Why didn’t we immediately declare martial law in Iraq? There was surely no doubt that we would win the war because we couldn’t afford to lose it. (Had it been necessary to destroy the country in order to save it, we would have done that.) We therefore knew that we would have to maintain order, lest Iraq descend into anarchy. Unfortunately, we seem to have decided to cross that bridge when we came to it, and we assumed that rebuilding the government wouldn’t have to be done from scratch. We are now dealing with such foreseeable questions as the degree to which we will allow Baath Party members to be part of any future government. While we are figuring out what to do next, the country has been busily tearing itself apart and organizing religious parties that seek to create a new Iran (or Afghanistan). People should have been kept in their houses and, for the moment, prevented from demonstrating (and perhaps even from meeting). Arguably, we didn’t have enough troops to enforce martial law, and certainly didn’t have enough MPs. Why not? We are now sending troops home! The President seems eager to put a government in place in Iraq and to seem to be doing something about the deteriorating U.S. economy, so he can be re-elected in 2004. Will we install a government and leave, only to see it become an Islamic theocracy after a “decent interval”? Surely, we don’t want to see a Vietnam-like withdrawal from a war that we actually won!
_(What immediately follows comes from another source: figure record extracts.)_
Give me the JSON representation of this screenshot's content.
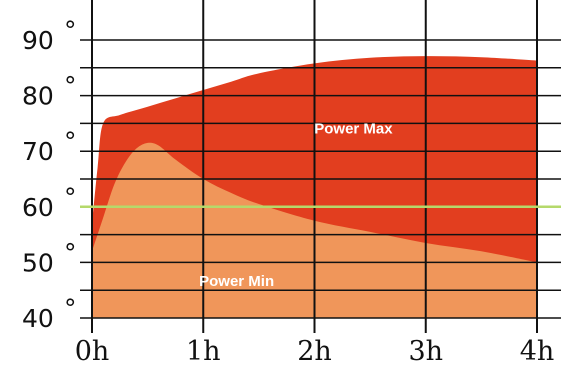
{
  "chart_data": {
    "type": "area",
    "title": "",
    "xlabel": "",
    "ylabel": "",
    "x_unit": "h",
    "y_unit": "°",
    "xlim": [
      0,
      4
    ],
    "ylim": [
      40,
      90
    ],
    "x_ticks": [
      0,
      1,
      2,
      3,
      4
    ],
    "x_tick_labels": [
      "0h",
      "1h",
      "2h",
      "3h",
      "4h"
    ],
    "y_ticks": [
      40,
      50,
      60,
      70,
      80,
      90
    ],
    "y_tick_labels": [
      "40",
      "50",
      "60",
      "70",
      "80",
      "90"
    ],
    "grid": true,
    "series": [
      {
        "name": "Power Max",
        "color": "#e23e1f",
        "x": [
          0,
          0.05,
          0.1,
          0.25,
          0.5,
          0.75,
          1,
          1.25,
          1.5,
          2,
          2.5,
          3,
          3.5,
          4
        ],
        "y": [
          57,
          67,
          75,
          76.5,
          78,
          79.5,
          81,
          82.5,
          84,
          85.8,
          86.8,
          87.1,
          86.9,
          86.3
        ]
      },
      {
        "name": "Power Min",
        "color": "#f0965a",
        "x": [
          0,
          0.1,
          0.2,
          0.3,
          0.4,
          0.5,
          0.6,
          0.75,
          1,
          1.25,
          1.5,
          2,
          2.5,
          3,
          3.5,
          4
        ],
        "y": [
          52,
          58,
          64,
          68,
          70.5,
          71.5,
          71,
          68.5,
          65,
          62.5,
          60.5,
          57.5,
          55.5,
          53.5,
          52,
          50
        ]
      }
    ],
    "reference_line": {
      "y": 60,
      "color": "#b5d96b"
    },
    "grid_color": "#111111"
  }
}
What about OPEC? We have at least four reasons to ignore OPEC and its quotas. The first reason, of course, is that the OPEC cartel restrains free trade. (Could the WTO move against OPEC? I don’t know.) Second, we need all the funds we can get to rebuild Iraq, and maximizing oil revenue seems to be the way to get them. Third, selling more oil at lower prices will lower the cost of gasoline in the U.S. This is good for Americans and would seem to be a great boon to Mr. Bush’s election prospects (well, that isn’t a good thing). Finally, if the Iraqi deals with Russia are honored—they should be, as should all Iraqi foreign debt—telling OPEC to go to hell will result in more revenue for the Russians. They need the money, and this will buy the U.S. some goodwill. Spurning OPEC will confirm the suspicions of everyone who thought this war was all about oil, but even those people will reap benefits. Of course, the President may not want to offend OPEC because doing so will be unpopular in Arab countries and because Big Oil probably secretly likes OPEC (doesn’t mind it anyway), which keeps prices relatively stable.
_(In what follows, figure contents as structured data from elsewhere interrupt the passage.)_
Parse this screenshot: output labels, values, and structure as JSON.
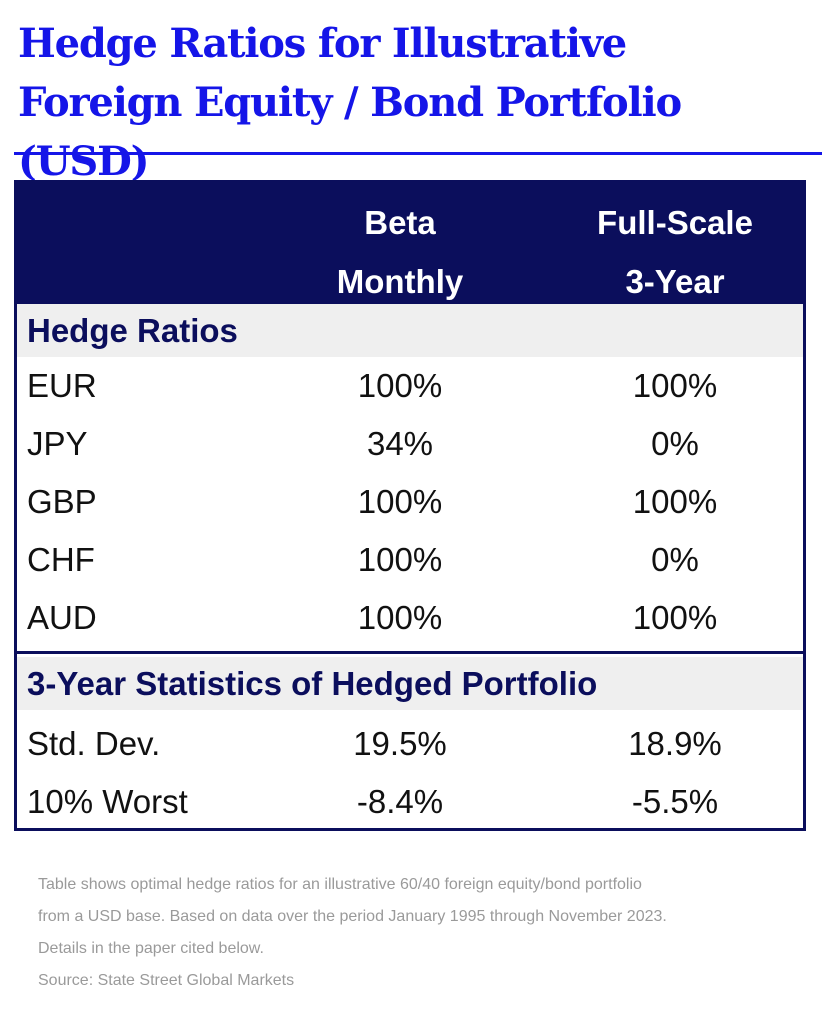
{
  "title": {
    "line1": "Hedge Ratios for Illustrative",
    "line2": "Foreign Equity / Bond Portfolio (USD)"
  },
  "table": {
    "headers": {
      "col1": [
        "Beta",
        "Monthly"
      ],
      "col2": [
        "Full-Scale",
        "3-Year"
      ]
    },
    "sections": [
      {
        "label": "Hedge Ratios",
        "rows": [
          {
            "name": "EUR",
            "v1": "100%",
            "v2": "100%"
          },
          {
            "name": "JPY",
            "v1": "34%",
            "v2": "0%"
          },
          {
            "name": "GBP",
            "v1": "100%",
            "v2": "100%"
          },
          {
            "name": "CHF",
            "v1": "100%",
            "v2": "0%"
          },
          {
            "name": "AUD",
            "v1": "100%",
            "v2": "100%"
          }
        ]
      },
      {
        "label": "3-Year Statistics of Hedged Portfolio",
        "rows": [
          {
            "name": "Std. Dev.",
            "v1": "19.5%",
            "v2": "18.9%"
          },
          {
            "name": "10% Worst",
            "v1": "-8.4%",
            "v2": "-5.5%"
          }
        ]
      }
    ]
  },
  "notes": {
    "lines": [
      "Table shows optimal hedge ratios for an illustrative 60/40 foreign equity/bond portfolio",
      "from a USD base. Based on data over the period January 1995 through November 2023.",
      "Details in the paper cited below.",
      "Source: State Street Global Markets"
    ]
  },
  "colors": {
    "title": "#1515e8",
    "table_header_bg": "#0b0e5c",
    "section_bg": "#efefef",
    "note_text": "#9a9a9a"
  }
}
The administration has a genuine problem of deciding how much authority it can allow the U.N. to have in Iraqi affairs. The need to improve our reputation among the world’s nations argues for giving the U.N. a significant role in rebuilding Iraq, yet American wariness is not simply paranoia. In fact, the Oil for Food program was run badly, resulting in illicit gains for Saddam Hussein and for unscrupulous foreign “merchants.” We will be tempted to take responsibility for the “important” tasks ourselves (installing a government) and to leave the less glamorous tasks to the U.N. (food relief). We justifiably will be chastised for this. Perhaps a more ideal division of labor would be for us to manage everything, farming out some work to others, and to have the U.N. monitor everything. Responsibility for some tasks would be assigned to the U.N. As manager, we would oversee this work, but some other country should assume the external monitor role. The smart money is not on my plan.
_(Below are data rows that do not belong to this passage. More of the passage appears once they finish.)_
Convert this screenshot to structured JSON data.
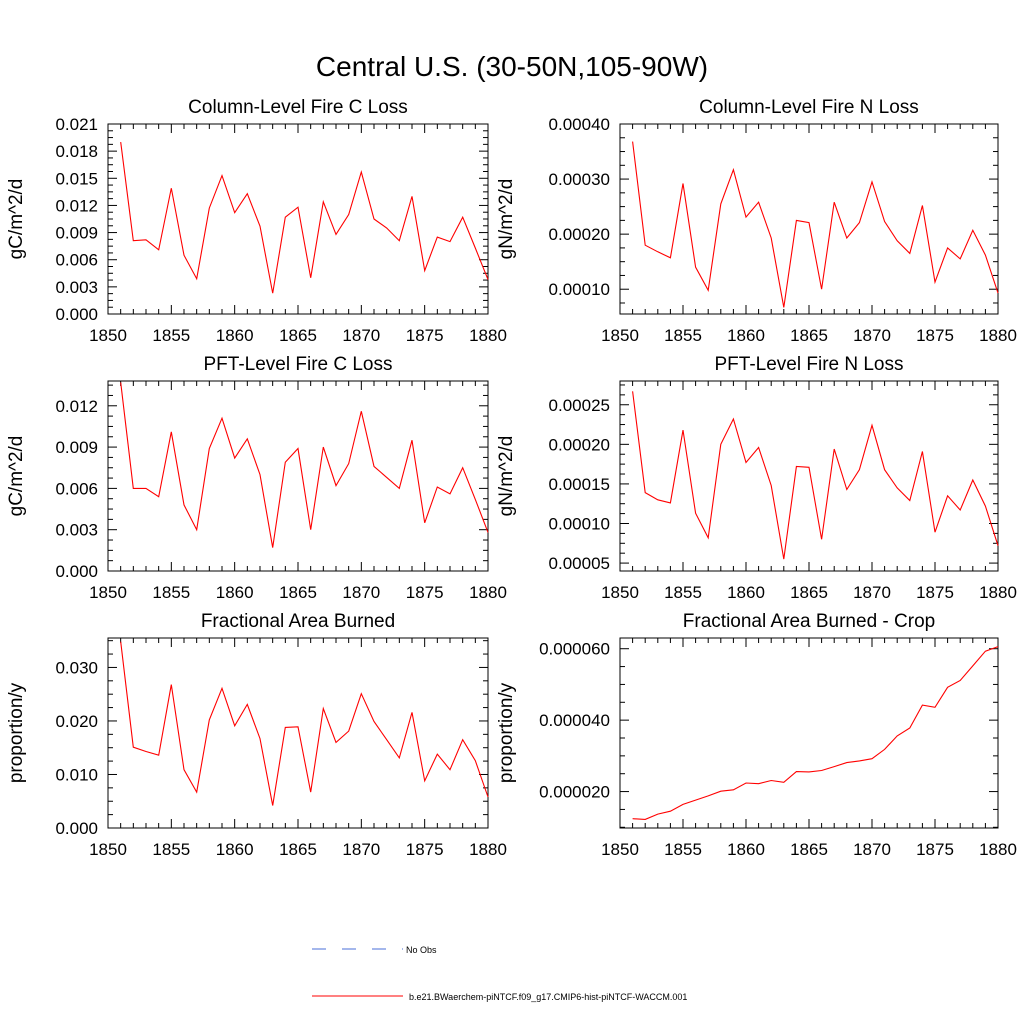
{
  "title": "Central U.S. (30-50N,105-90W)",
  "series_color": "#ff0000",
  "chart_data": [
    {
      "type": "line",
      "title": "Column-Level Fire C Loss",
      "ylabel": "gC/m^2/d",
      "xlim": [
        1850,
        1880
      ],
      "ylim": [
        0.0,
        0.021
      ],
      "xticks": [
        "1850",
        "1855",
        "1860",
        "1865",
        "1870",
        "1875",
        "1880"
      ],
      "yticks": [
        "0.000",
        "0.003",
        "0.006",
        "0.009",
        "0.012",
        "0.015",
        "0.018",
        "0.021"
      ],
      "x": [
        1851,
        1852,
        1853,
        1854,
        1855,
        1856,
        1857,
        1858,
        1859,
        1860,
        1861,
        1862,
        1863,
        1864,
        1865,
        1866,
        1867,
        1868,
        1869,
        1870,
        1871,
        1872,
        1873,
        1874,
        1875,
        1876,
        1877,
        1878,
        1879,
        1880
      ],
      "values": [
        0.019,
        0.0081,
        0.0082,
        0.0071,
        0.0139,
        0.0065,
        0.0039,
        0.0117,
        0.0153,
        0.0112,
        0.0133,
        0.0097,
        0.0023,
        0.0107,
        0.0118,
        0.004,
        0.0124,
        0.0088,
        0.011,
        0.0157,
        0.0105,
        0.0095,
        0.0081,
        0.013,
        0.0048,
        0.0085,
        0.008,
        0.0107,
        0.0073,
        0.0038
      ]
    },
    {
      "type": "line",
      "title": "Column-Level Fire N Loss",
      "ylabel": "gN/m^2/d",
      "xlim": [
        1850,
        1880
      ],
      "ylim": [
        5.5e-05,
        0.0004
      ],
      "xticks": [
        "1850",
        "1855",
        "1860",
        "1865",
        "1870",
        "1875",
        "1880"
      ],
      "yticks": [
        "0.00010",
        "0.00020",
        "0.00030",
        "0.00040"
      ],
      "x": [
        1851,
        1852,
        1853,
        1854,
        1855,
        1856,
        1857,
        1858,
        1859,
        1860,
        1861,
        1862,
        1863,
        1864,
        1865,
        1866,
        1867,
        1868,
        1869,
        1870,
        1871,
        1872,
        1873,
        1874,
        1875,
        1876,
        1877,
        1878,
        1879,
        1880
      ],
      "values": [
        0.000368,
        0.00018,
        0.000168,
        0.000157,
        0.000292,
        0.00014,
        9.8e-05,
        0.000255,
        0.000317,
        0.000231,
        0.000258,
        0.000193,
        6.7e-05,
        0.000225,
        0.000221,
        0.0001,
        0.000258,
        0.000193,
        0.000221,
        0.000295,
        0.000223,
        0.000188,
        0.000165,
        0.000252,
        0.000113,
        0.000175,
        0.000155,
        0.000207,
        0.000162,
        9.3e-05
      ]
    },
    {
      "type": "line",
      "title": "PFT-Level Fire C Loss",
      "ylabel": "gC/m^2/d",
      "xlim": [
        1850,
        1880
      ],
      "ylim": [
        0.0,
        0.0138
      ],
      "xticks": [
        "1850",
        "1855",
        "1860",
        "1865",
        "1870",
        "1875",
        "1880"
      ],
      "yticks": [
        "0.000",
        "0.003",
        "0.006",
        "0.009",
        "0.012"
      ],
      "x": [
        1851,
        1852,
        1853,
        1854,
        1855,
        1856,
        1857,
        1858,
        1859,
        1860,
        1861,
        1862,
        1863,
        1864,
        1865,
        1866,
        1867,
        1868,
        1869,
        1870,
        1871,
        1872,
        1873,
        1874,
        1875,
        1876,
        1877,
        1878,
        1879,
        1880
      ],
      "values": [
        0.0137,
        0.006,
        0.006,
        0.0054,
        0.0101,
        0.0048,
        0.003,
        0.0089,
        0.0111,
        0.0082,
        0.0096,
        0.007,
        0.0017,
        0.0079,
        0.0089,
        0.003,
        0.009,
        0.0062,
        0.0078,
        0.0116,
        0.0076,
        0.0068,
        0.006,
        0.0095,
        0.0035,
        0.0061,
        0.0056,
        0.0075,
        0.0052,
        0.0028
      ]
    },
    {
      "type": "line",
      "title": "PFT-Level Fire N Loss",
      "ylabel": "gN/m^2/d",
      "xlim": [
        1850,
        1880
      ],
      "ylim": [
        4e-05,
        0.00028
      ],
      "xticks": [
        "1850",
        "1855",
        "1860",
        "1865",
        "1870",
        "1875",
        "1880"
      ],
      "yticks": [
        "0.00005",
        "0.00010",
        "0.00015",
        "0.00020",
        "0.00025"
      ],
      "x": [
        1851,
        1852,
        1853,
        1854,
        1855,
        1856,
        1857,
        1858,
        1859,
        1860,
        1861,
        1862,
        1863,
        1864,
        1865,
        1866,
        1867,
        1868,
        1869,
        1870,
        1871,
        1872,
        1873,
        1874,
        1875,
        1876,
        1877,
        1878,
        1879,
        1880
      ],
      "values": [
        0.000267,
        0.000139,
        0.00013,
        0.000126,
        0.000218,
        0.000113,
        8.2e-05,
        0.0002,
        0.000232,
        0.000177,
        0.000196,
        0.000148,
        5.5e-05,
        0.000172,
        0.000171,
        8e-05,
        0.000194,
        0.000143,
        0.000168,
        0.000224,
        0.000168,
        0.000145,
        0.000129,
        0.000191,
        8.9e-05,
        0.000135,
        0.000117,
        0.000155,
        0.000122,
        7.2e-05
      ]
    },
    {
      "type": "line",
      "title": "Fractional Area Burned",
      "ylabel": "proportion/y",
      "xlim": [
        1850,
        1880
      ],
      "ylim": [
        0.0,
        0.0355
      ],
      "xticks": [
        "1850",
        "1855",
        "1860",
        "1865",
        "1870",
        "1875",
        "1880"
      ],
      "yticks": [
        "0.000",
        "0.010",
        "0.020",
        "0.030"
      ],
      "x": [
        1851,
        1852,
        1853,
        1854,
        1855,
        1856,
        1857,
        1858,
        1859,
        1860,
        1861,
        1862,
        1863,
        1864,
        1865,
        1866,
        1867,
        1868,
        1869,
        1870,
        1871,
        1872,
        1873,
        1874,
        1875,
        1876,
        1877,
        1878,
        1879,
        1880
      ],
      "values": [
        0.0348,
        0.0151,
        0.0143,
        0.0136,
        0.0268,
        0.0109,
        0.0067,
        0.0202,
        0.0261,
        0.0191,
        0.0231,
        0.0167,
        0.0042,
        0.0188,
        0.0189,
        0.0067,
        0.0223,
        0.016,
        0.0181,
        0.0251,
        0.0199,
        0.0165,
        0.0131,
        0.0216,
        0.0088,
        0.0138,
        0.0109,
        0.0165,
        0.0126,
        0.0058
      ]
    },
    {
      "type": "line",
      "title": "Fractional Area Burned - Crop",
      "ylabel": "proportion/y",
      "xlim": [
        1850,
        1880
      ],
      "ylim": [
        9.8e-06,
        6.3e-05
      ],
      "xticks": [
        "1850",
        "1855",
        "1860",
        "1865",
        "1870",
        "1875",
        "1880"
      ],
      "yticks": [
        "0.000020",
        "0.000040",
        "0.000060"
      ],
      "x": [
        1851,
        1852,
        1853,
        1854,
        1855,
        1856,
        1857,
        1858,
        1859,
        1860,
        1861,
        1862,
        1863,
        1864,
        1865,
        1866,
        1867,
        1868,
        1869,
        1870,
        1871,
        1872,
        1873,
        1874,
        1875,
        1876,
        1877,
        1878,
        1879,
        1880
      ],
      "values": [
        1.24e-05,
        1.22e-05,
        1.37e-05,
        1.45e-05,
        1.64e-05,
        1.76e-05,
        1.88e-05,
        2.01e-05,
        2.05e-05,
        2.24e-05,
        2.22e-05,
        2.31e-05,
        2.26e-05,
        2.56e-05,
        2.55e-05,
        2.59e-05,
        2.7e-05,
        2.81e-05,
        2.86e-05,
        2.92e-05,
        3.18e-05,
        3.56e-05,
        3.78e-05,
        4.42e-05,
        4.36e-05,
        4.92e-05,
        5.11e-05,
        5.52e-05,
        5.93e-05,
        6.06e-05
      ]
    }
  ],
  "legend": [
    {
      "label": "No Obs",
      "color": "#4a6fd9",
      "dash": true
    },
    {
      "label": "b.e21.BWaerchem-piNTCF.f09_g17.CMIP6-hist-piNTCF-WACCM.001",
      "color": "#ff0000",
      "dash": false
    }
  ]
}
In the short run, no truly democratic process in Iraq is going to produce the outcome we would prefer, namely a western-style liberal democracy. Our government is not acting as if it believes this, however, which is worrisome. For appearances’ sake, we are eager to get an indigenous government (or a quasi-indigenous one, if exiles are to be involved) up and running, so we can extract ourselves sooner, rather than later (by September 2004, say). This approach is not promising. Imposing a constitution, as MacArthur did on Japan (see “The Next Battle for Iraq”) might work, though Iraq is not the homogeneous nation that Japan was after World War II, and the lawgiver’s task is arguably more difficult. I recommend instead temporary military rule and a lot of education. For now, no program of education is in sight.